Multi-parametric 3D-point-spread function estimation in deep multiphoton microscopy with an original computational strategy dedicated to the reconstruction of muscle images

Multiphoton microscopy (MPM) is an imaging method involving a near infrared range of excitation. However, generating 3D microscopic images in high depths with a satisfying quality is complex due to physical distortions of the beam (optical aberrations and diffraction limit) along the optical path. The ability of computational approaches to restore reliably deep 3D images relies on the accuracy of the mathematical estimation of optical distortions introduced by the instrument. Instrumental distortions of the beam are characterized by the point spread function (P SF) evolution, especially in the optical axis and whose model can be fitted by a Gaussian shape. In this publication, we present our approach which relies first on the design of an optical phantom constituted by standardized microspheres, immobilized into a 3D volume of 2 mm deep.
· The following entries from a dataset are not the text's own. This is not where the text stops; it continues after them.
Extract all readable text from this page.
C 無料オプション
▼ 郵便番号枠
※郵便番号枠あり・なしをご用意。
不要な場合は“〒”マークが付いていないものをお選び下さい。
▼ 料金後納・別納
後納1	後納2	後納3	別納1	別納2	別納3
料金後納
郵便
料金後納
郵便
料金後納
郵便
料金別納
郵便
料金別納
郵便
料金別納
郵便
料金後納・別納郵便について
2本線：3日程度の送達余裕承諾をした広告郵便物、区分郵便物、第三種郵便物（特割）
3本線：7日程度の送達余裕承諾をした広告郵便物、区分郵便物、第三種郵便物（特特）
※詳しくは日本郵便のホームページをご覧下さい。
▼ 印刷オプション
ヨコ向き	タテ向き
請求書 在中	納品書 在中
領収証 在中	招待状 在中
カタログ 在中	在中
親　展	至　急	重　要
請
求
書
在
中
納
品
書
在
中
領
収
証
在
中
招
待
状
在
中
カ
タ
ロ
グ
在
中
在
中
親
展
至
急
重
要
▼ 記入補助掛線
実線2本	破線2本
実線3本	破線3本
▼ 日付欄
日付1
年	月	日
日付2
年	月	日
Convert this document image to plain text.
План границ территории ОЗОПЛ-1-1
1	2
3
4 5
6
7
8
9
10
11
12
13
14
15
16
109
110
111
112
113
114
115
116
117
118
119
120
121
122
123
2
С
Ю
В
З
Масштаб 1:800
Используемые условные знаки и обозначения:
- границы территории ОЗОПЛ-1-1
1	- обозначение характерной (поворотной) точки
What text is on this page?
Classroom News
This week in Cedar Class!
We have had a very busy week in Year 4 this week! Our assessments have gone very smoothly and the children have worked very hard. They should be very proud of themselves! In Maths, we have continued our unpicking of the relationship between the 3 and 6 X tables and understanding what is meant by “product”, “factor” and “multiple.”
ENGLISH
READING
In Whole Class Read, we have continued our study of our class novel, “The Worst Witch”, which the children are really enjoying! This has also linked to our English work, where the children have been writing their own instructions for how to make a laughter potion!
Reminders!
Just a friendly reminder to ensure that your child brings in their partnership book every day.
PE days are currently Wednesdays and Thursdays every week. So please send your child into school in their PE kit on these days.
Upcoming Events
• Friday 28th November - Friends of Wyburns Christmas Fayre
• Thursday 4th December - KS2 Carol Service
Then, 3D-volumes of images containing a single object are selected and isolated all along the sample depth using automatic morphological tools. Finally, our computational 3D-Gaussian shape fitting algorithm named FIGARO is applied on each individual PSF. With this novel pipeline, FWHM evolution of MPM has been measured for the first time in the 3 dimensions along a 2 mm depth. We have highlighted a highly significant effect of spherical aberrations in our MPM system, showing an increase with a factor 4 of the axial PSF dimensions in the depth while preserving the lateral PSF dimensions.